A question about the mechanics of Wistia: If a person rewinds, does that reduce the count at the point where they rewind, and then up the count when they get to where they're going?
Edit: By the way, I think this is really interesting.
February 12th, 2010 at 11:42 am
I'm always listening the interviews while I'm at the gym, and I'm listening them 100%. :)
February 12th, 2010 at 11:45 am
To answer your question about the mechanics (i.e. what is counted), Wistia creates a video heatmap for every view of the video. The video heatmaps keep track of how many times each individual watches each part of the video. To see an interactive demo of the video heatmaps, see here: http://wistia.com/product/tracking
The graph that Andrew has been showing is what we call the Audience Engagement Graph (AEG). Basically, what this graph does is take all of the video heatmaps from all the individual views and adds them all together. So, if a significant fraction of the audience rewinds to watch a particular part of the video, you see a bump in the AEG from the steady state (a good thing).
Happy to go into more detail if you have more questions!
February 12th, 2010 at 11:57 am
Okay. Chris is seeing if he could do that.
My concern with that is that it'll feel l like I'm tossing a bunch of numbers at you without context, but it's worth a try.
Thanks!
February 12th, 2010 at 2:47 pm
Yeah, I figure that audio and other offline participation is different.

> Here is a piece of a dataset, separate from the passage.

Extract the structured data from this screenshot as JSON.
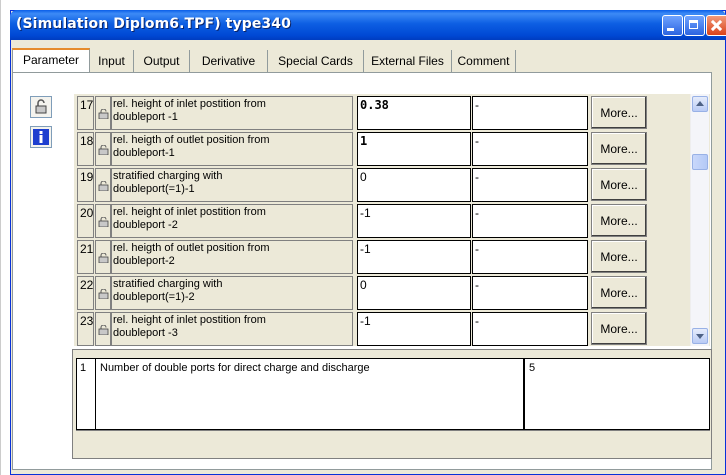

February 14th, 2010 at 1:46 pm
Ben, heatmaps=cool. Keep it up!
February 14th, 2010 at 1:54 pm
I love Mixergy!
March 30th, 2010 at 11:55 am
Hey Andrew,
That short clips are getting a lot of attention is interesting and seems logical. I'm imagining your entire video library snipped up into bite-size clips around specific questions. Like a video answer site for entrepreneurs.
About ads, don't you think there's a huge market emerging for low-cost clever video ad campaigns? When ads are funny, stunning, beautiful or provide real insights, people actually look forward to seeing them.

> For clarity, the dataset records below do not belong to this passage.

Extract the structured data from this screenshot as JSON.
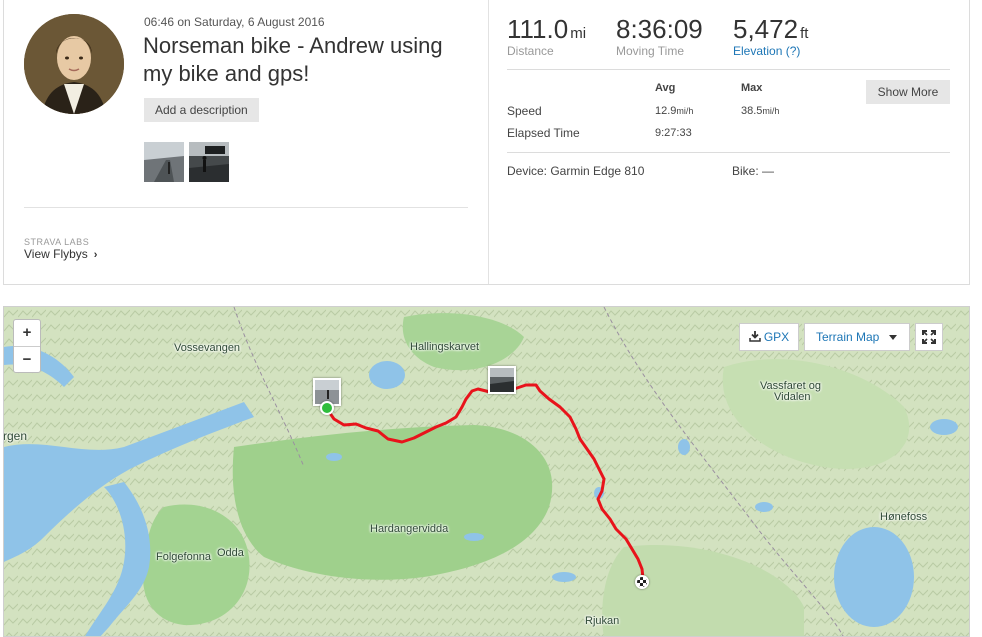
{
  "activity": {
    "timestamp": "06:46 on Saturday, 6 August 2016",
    "title": "Norseman bike - Andrew using my bike and gps!",
    "add_description": "Add a description"
  },
  "labs": {
    "tag": "STRAVA LABS",
    "flybys_link": "View Flybys"
  },
  "stats": {
    "distance": {
      "value": "111.0",
      "unit": "mi",
      "label": "Distance"
    },
    "moving_time": {
      "value": "8:36:09",
      "label": "Moving Time"
    },
    "elevation": {
      "value": "5,472",
      "unit": "ft",
      "label": "Elevation (?)"
    },
    "show_more": "Show More",
    "table_headers": [
      "Avg",
      "Max"
    ],
    "speed": {
      "label": "Speed",
      "avg": "12.9",
      "avg_unit": "mi/h",
      "max": "38.5",
      "max_unit": "mi/h"
    },
    "elapsed": {
      "label": "Elapsed Time",
      "avg": "9:27:33"
    },
    "device": "Device: Garmin Edge 810",
    "bike": "Bike: —"
  },
  "map": {
    "gpx": "GPX",
    "terrain": "Terrain Map",
    "zoom_in": "+",
    "zoom_out": "−",
    "labels": [
      "Vossevangen",
      "Hallingskarvet",
      "Vassfaret og",
      "Vidalen",
      "rgen",
      "Hardangervidda",
      "Folgefonna",
      "Odda",
      "Hønefoss",
      "Rjukan"
    ],
    "route_color": "#e8131b",
    "accent": "#1d76b6"
  }
}
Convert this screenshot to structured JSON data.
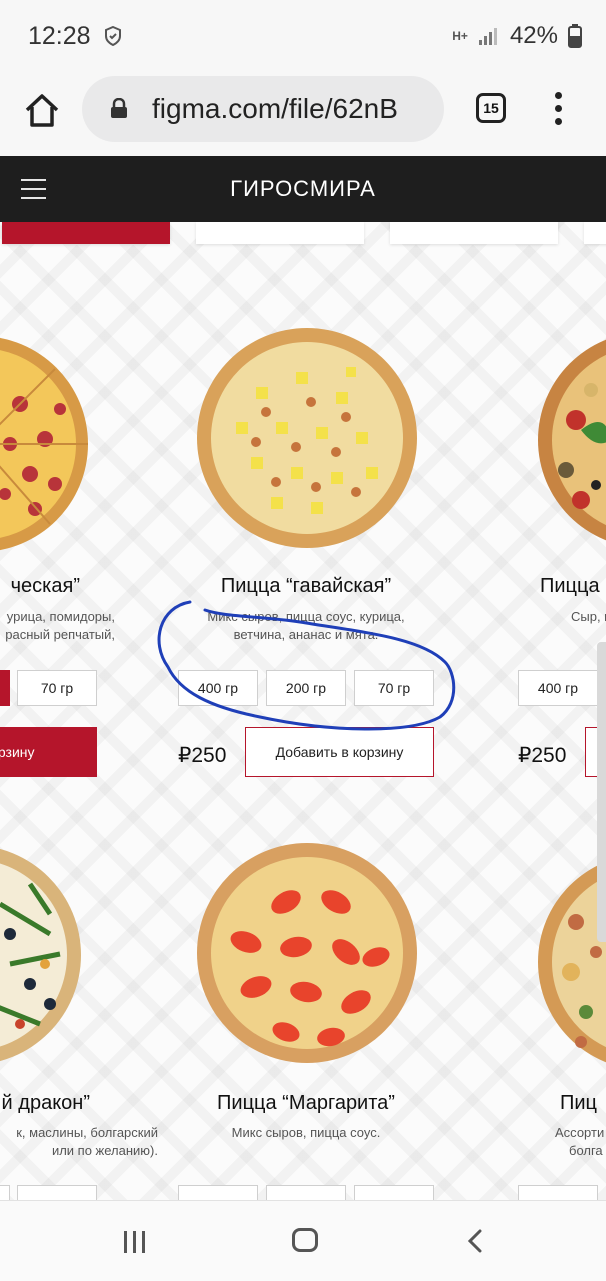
{
  "status": {
    "time": "12:28",
    "battery": "42%",
    "network": "H+"
  },
  "browser": {
    "url": "figma.com/file/62nB",
    "tab_count": "15"
  },
  "site": {
    "title": "ГИРОСМИРА"
  },
  "products": [
    {
      "name": "ческая”",
      "desc_lines": [
        "урица, помидоры,",
        "расный репчатый,"
      ],
      "sizes": [
        "70 гр"
      ],
      "price": "",
      "cart_label": "в корзину"
    },
    {
      "name": "Пицца “гавайская”",
      "desc_lines": [
        "Микс сыров, пицца соус, курица,",
        "ветчина, ананас и мята."
      ],
      "sizes": [
        "400 гр",
        "200 гр",
        "70 гр"
      ],
      "price": "₽250",
      "cart_label": "Добавить в корзину"
    },
    {
      "name": "Пицца",
      "desc_lines": [
        "Сыр, п"
      ],
      "sizes": [
        "400 гр"
      ],
      "price": "₽250",
      "cart_label": ""
    },
    {
      "name": "й дракон”",
      "desc_lines": [
        "к, маслины, болгарский",
        "или по желанию)."
      ],
      "sizes": [],
      "price": "",
      "cart_label": ""
    },
    {
      "name": "Пицца “Маргарита”",
      "desc_lines": [
        "Микс сыров, пицца соус."
      ],
      "sizes": [],
      "price": "",
      "cart_label": ""
    },
    {
      "name": "Пиц",
      "desc_lines": [
        "Ассорти",
        "болга"
      ],
      "sizes": [],
      "price": "",
      "cart_label": ""
    }
  ],
  "colors": {
    "accent": "#b5152b",
    "header_bg": "#1e1e1e",
    "annotation": "#1f3fb8"
  }
}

P.S. Did you happen to get any numbers on your audio downloads? I'm audio-only for all my podcasts so am naturally biased, but I'd be very curious to see if there is a consistent ratio between video and audio downloads.

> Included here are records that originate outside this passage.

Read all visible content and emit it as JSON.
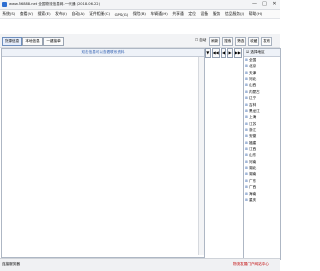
{
  "window": {
    "title": "www.56888.net 全国物流信息网-一代通 (2018.06.22)",
    "controls": [
      "—",
      "□",
      "✕"
    ]
  },
  "menu": [
    "系统(S)",
    "查看(V)",
    "搜索(E)",
    "发布(I)",
    "自动(A)",
    "证件相册(C)",
    "GPS(G)",
    "保险(B)",
    "车辆通(H)",
    "共享通",
    "定位",
    "设备",
    "服务",
    "信品服务(J)",
    "帮助(H)"
  ],
  "toolbar": {
    "buttons": [
      "货源信息",
      "本地信息",
      "一键接单"
    ],
    "checkbox_label": "自动",
    "right_buttons": [
      "刷新",
      "搜索",
      "筛选",
      "收藏",
      "发布"
    ]
  },
  "list_panel": {
    "header": "双击信息可以查看联系资料"
  },
  "nav_icons": [
    "▼",
    "◀◀",
    "◀",
    "▶",
    "▶▶"
  ],
  "region_panel": {
    "header": "☑ 选择地区",
    "items": [
      "全国",
      "北京",
      "天津",
      "河北",
      "山西",
      "内蒙古",
      "辽宁",
      "吉林",
      "黑龙江",
      "上海",
      "江苏",
      "浙江",
      "安徽",
      "福建",
      "江西",
      "山东",
      "河南",
      "湖北",
      "湖南",
      "广东",
      "广西",
      "海南",
      "重庆"
    ]
  },
  "status": {
    "left": "连接服务器",
    "right": "物流发展门户网站中心"
  },
  "colors": {
    "accent": "#2f6fd1",
    "header_text": "#2d5db0",
    "status_red": "#c00000"
  }
}
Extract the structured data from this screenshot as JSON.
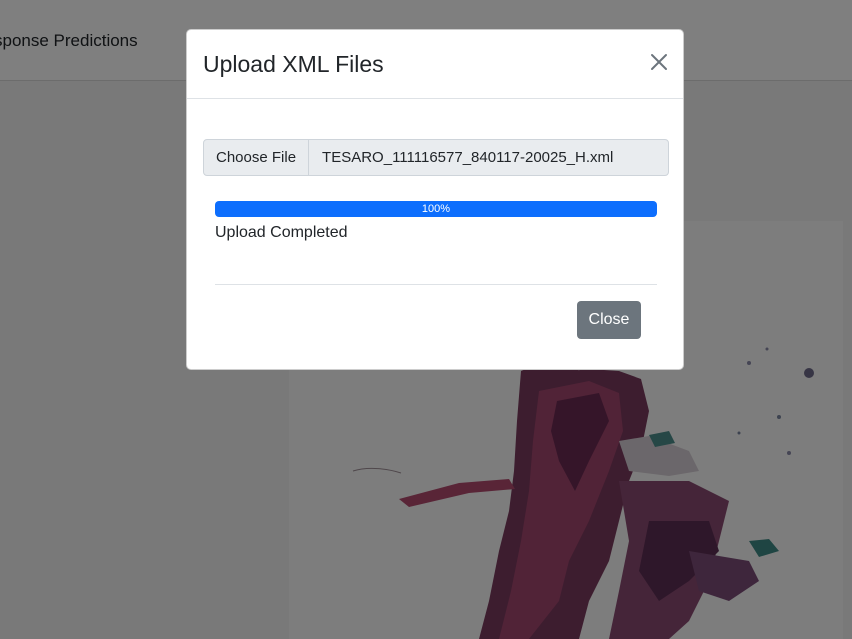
{
  "app": {
    "nav_title": "sponse Predictions"
  },
  "modal": {
    "title": "Upload XML Files",
    "close_icon": "close-icon",
    "file_input": {
      "button_label": "Choose File",
      "file_name": "TESARO_111116577_840117-20025_H.xml"
    },
    "progress": {
      "value": 1.0,
      "label": "100%"
    },
    "status_text": "Upload Completed",
    "close_button_label": "Close"
  },
  "colors": {
    "accent": "#0d6efd",
    "secondary": "#6c757d",
    "backdrop": "rgba(0,0,0,0.5)"
  }
}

March 30th, 2010 at 6:55 pm
Hey Andrew,
That short clips are getting a lot of attention is interesting and seems logical. I'm imagining your entire video library snipped up into bite-size clips around specific questions. Like a video answer site for entrepreneurs.
About ads, don't you think there's a huge market emerging for low-cost clever video ad campaigns? When ads are funny, stunning, beautiful or provide real insights, people actually look forward to seeing them.
P.S. Did you happen to get any numbers on your audio downloads? I'm audio-only for all my podcasts so am naturally biased, but I'd be very curious to see if there is a consistent ratio between video and audio downloads.